Fig. 1 Preoperative radiograph of the lunotriquetral coalition at the left wrist.
Fig. 2 Magnetic resonance imaging showing the bone edema at the lunotriquetral (LT) coalition. No pathology of the LT ligament.
Fig. 3 Complete asymptomatic lunotriquetral fusion at the upper part of the joint at the right wrist.
Osteosynthesis was performed under C Arm fluoroscopy with two percutaneous hand motion (NewClip Technics, France) compression screws (2.25 diameter and 26 mm length) without bone grafting. A splint was placed for only 3 weeks (the double-screw stabilization was very solid), and then a physiotherapy was advised for passive motion.
At 3 months follow-up, the postoperative range of motion included 75° of extension, 80° of flexion, and the ulnar and radial deviation measured 5° and 5°, respectively. Subsequent radiographs showed complete fusion at 2 months postoperatively with a complete relief of pain ([Figs. 4] and [5]). At 3 months, grip strength was 35 kg and he was authorized to practice basketball. At the last follow-up of 1 year, the postoperative range of motion included 85° of extension, 80° of flexion, and the ulnar and radial deviation measured 5° and 5°, respectively ; grip strength was 40 kg (and the other side was still 35 kg).

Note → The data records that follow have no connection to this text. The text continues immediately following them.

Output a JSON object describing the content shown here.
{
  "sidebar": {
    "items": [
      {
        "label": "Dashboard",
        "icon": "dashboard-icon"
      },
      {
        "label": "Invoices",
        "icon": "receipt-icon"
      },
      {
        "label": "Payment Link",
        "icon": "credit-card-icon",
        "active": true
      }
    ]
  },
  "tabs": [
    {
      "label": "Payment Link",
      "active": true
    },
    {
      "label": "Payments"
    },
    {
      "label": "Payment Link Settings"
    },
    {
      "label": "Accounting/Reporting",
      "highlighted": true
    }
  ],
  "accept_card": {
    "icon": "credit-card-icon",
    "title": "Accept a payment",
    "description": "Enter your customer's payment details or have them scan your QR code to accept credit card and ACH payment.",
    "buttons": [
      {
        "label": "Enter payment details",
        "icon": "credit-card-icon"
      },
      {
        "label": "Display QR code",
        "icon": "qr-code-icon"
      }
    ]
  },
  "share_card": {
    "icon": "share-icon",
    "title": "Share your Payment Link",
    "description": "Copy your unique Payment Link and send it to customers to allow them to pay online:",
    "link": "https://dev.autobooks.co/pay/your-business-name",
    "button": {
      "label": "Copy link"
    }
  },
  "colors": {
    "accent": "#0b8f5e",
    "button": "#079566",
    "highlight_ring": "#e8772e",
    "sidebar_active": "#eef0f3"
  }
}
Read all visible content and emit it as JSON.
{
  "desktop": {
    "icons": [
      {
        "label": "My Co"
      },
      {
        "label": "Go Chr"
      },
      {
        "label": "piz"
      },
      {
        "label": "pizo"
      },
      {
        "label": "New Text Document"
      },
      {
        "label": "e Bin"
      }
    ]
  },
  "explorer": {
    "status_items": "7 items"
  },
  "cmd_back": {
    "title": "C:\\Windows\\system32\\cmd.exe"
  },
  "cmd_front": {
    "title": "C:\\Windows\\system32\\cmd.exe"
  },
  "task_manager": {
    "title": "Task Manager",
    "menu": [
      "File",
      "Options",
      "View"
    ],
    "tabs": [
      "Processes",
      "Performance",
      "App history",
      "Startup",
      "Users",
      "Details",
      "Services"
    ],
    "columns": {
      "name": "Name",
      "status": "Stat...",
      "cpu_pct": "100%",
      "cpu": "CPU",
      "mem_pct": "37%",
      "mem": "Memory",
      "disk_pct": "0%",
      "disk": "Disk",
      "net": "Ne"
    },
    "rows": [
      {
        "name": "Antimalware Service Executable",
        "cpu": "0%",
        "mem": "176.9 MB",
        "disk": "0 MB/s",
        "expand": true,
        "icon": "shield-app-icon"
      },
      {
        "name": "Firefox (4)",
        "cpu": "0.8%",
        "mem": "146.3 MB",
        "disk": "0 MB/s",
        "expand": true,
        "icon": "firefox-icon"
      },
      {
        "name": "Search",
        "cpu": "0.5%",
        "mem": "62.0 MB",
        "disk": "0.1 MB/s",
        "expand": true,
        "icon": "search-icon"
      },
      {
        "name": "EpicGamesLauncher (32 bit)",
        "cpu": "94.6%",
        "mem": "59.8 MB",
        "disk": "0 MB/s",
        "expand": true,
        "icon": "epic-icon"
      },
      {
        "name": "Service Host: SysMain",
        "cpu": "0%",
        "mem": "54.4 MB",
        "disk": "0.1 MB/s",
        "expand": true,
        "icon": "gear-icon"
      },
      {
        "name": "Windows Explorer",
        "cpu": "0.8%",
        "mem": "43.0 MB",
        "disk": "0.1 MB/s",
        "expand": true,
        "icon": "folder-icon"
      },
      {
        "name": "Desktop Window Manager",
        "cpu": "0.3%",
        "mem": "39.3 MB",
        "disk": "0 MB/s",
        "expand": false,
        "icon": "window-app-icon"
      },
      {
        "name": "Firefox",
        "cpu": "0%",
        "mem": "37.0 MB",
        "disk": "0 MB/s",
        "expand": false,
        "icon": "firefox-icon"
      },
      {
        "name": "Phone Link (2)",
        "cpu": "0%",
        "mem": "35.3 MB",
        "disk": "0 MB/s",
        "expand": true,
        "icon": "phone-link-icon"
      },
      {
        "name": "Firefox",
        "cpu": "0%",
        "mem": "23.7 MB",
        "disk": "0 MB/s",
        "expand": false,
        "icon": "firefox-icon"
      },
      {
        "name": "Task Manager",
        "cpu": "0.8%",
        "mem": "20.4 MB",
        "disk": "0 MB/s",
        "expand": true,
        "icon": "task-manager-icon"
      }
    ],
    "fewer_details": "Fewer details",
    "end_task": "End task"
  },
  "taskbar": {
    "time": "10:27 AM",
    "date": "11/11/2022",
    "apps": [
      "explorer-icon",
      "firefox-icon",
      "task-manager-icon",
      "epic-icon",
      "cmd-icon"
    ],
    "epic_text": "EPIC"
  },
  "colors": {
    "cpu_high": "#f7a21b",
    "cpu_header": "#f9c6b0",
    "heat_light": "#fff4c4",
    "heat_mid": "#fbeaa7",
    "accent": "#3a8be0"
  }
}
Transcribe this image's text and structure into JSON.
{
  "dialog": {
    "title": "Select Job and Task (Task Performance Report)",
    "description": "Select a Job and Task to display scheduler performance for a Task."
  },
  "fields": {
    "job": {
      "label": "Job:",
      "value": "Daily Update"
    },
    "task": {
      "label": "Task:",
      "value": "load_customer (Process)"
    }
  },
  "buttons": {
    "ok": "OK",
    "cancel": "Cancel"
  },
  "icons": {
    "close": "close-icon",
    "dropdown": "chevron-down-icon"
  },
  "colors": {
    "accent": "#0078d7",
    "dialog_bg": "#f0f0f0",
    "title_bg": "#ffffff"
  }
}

Fig. 4 Anteroom-posterior view of complete fusion of the upper part of the lunotriquetral joint at 6 months follow-up.
Fig. 5 Lateral view of complete fusion of the upper part of the lunotriquetral joint at 6 months follow-up.
Discussion
Although the exact reason why a type I LT coalition becomes symptomatic is not clear, there are several theories: lack of sufficient cartilage present in the incomplete fusion area can cause pain and can be exacerbated by trauma.[4] Over time, this inadequate cartilage can lead to painful degenerative arthritis. Others assert that the fibrocartilage coalition poorly tolerates stress loading or trauma compared with an efficient interosseous LT ligament.[5]
All the authors reported surgical LT fusions procedures with a dorsal approach with[5]
[6] or without cancellous bone grafting.[4]
[7]
[8]
Only one failed and was performed with iliac bone graft and K-wire fixation.[5] In LT coalition, every patient who underwent successful LT arthrodesis had pain relief with complete resolution of symptoms in most cases. The range of motion is generally improved thanks to pain relief. A higher rate of nonunions is reported in the literature in LT fusion for LT instability.
The cannulated screws can as compression screws obtain an effective and solid stabilization between the two bones; the arthroscopic approach avoids the capsular devascularization of the dorsal radiocarpal ligament and dorsal ulnotriquetral ligament. Obviously, dry arthroscopy permits bone grafting through a cannular device as the four-corner arthrodesis,[9] but we did not use it for that case.